A new research report by Schroders—a global investment management company—says that Canada’s rapidly aging population will create challenges for future GDP growth if left unchecked.
In the report, co-authors Virginie Maisonneuve, head of global equities at Schroders, and Katherine Davidson, research associate at Schroders, examine the economic effect of Canada’s retiring baby boomers.
While Canada has been quick to recognize its impending demographic transition and adjust its institutions accordingly, the only ways to break the relationship between reduced labour supply as baby boomers retire and lower GDP growth is “to increase immigration or raise participation rates, especially of older workers,” says Maisonneuve.
Canada is doing just that; however, this will not be enough to meet the growth challenge.

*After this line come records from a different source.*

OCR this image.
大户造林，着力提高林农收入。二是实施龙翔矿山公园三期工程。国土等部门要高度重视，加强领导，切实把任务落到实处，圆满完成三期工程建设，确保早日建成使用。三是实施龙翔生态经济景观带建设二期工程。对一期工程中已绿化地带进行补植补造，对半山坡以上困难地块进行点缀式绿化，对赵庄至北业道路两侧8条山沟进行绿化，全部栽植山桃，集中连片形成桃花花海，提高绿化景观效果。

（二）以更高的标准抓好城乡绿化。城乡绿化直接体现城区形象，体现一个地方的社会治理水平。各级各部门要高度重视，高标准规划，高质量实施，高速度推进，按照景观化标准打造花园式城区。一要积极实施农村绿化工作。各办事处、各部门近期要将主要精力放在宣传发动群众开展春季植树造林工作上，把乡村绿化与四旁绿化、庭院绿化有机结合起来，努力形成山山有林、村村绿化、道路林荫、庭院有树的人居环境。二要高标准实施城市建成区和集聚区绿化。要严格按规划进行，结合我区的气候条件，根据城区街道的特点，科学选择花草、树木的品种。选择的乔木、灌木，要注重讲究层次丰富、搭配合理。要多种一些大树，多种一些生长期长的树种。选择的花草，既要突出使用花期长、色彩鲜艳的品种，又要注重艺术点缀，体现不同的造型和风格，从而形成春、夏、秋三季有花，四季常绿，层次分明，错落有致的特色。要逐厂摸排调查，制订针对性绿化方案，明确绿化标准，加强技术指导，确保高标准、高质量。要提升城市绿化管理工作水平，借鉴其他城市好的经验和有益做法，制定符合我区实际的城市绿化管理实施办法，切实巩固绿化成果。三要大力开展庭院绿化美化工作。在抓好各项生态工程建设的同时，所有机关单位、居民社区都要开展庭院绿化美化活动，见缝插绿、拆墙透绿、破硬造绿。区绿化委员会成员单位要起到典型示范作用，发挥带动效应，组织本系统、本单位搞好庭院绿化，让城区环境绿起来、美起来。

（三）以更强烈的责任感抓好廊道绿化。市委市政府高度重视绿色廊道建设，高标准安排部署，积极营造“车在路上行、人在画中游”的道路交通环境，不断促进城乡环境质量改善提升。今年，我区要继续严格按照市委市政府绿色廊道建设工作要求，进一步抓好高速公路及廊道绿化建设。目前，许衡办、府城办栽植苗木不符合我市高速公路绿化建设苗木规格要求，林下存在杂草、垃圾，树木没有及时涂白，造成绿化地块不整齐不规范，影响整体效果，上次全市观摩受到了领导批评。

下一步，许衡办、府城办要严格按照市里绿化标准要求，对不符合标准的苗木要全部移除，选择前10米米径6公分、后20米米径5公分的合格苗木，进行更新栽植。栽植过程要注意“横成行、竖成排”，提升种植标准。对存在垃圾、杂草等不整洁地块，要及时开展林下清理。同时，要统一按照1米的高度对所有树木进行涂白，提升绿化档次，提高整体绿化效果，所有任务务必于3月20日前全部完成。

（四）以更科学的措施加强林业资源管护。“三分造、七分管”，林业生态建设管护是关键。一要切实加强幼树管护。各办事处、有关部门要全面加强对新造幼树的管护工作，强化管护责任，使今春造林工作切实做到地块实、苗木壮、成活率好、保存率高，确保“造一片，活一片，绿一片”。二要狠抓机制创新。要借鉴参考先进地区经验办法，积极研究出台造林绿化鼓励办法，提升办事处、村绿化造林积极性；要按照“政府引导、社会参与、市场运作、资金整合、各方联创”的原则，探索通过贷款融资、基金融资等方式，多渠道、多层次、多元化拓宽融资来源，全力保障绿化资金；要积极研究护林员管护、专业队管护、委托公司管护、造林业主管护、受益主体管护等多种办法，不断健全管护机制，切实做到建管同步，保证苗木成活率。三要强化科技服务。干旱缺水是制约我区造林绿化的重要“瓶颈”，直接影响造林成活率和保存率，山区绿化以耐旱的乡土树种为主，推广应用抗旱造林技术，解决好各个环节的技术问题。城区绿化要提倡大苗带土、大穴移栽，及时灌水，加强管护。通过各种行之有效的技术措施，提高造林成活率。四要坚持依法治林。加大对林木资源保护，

Future growth will have to be driven by improvements in labour productivity. Furthermore, Canada is expected to face the highest age-related spending of any OECD member state. “The challenge for Canada today is to manage the costs of a rapidly aging population without compromising its superior health status and further worsening standards of service,” the paper states.
With a strong record in controlling costs, Canada is well placed to meet this challenge. For example, it spends 10% of GDP on health care versus the U.S. at 16%. There is also a lower reliance on the state for pension provision with private pensions and other investments providing over 40% of retirement income, compared to the OECD average of 20%.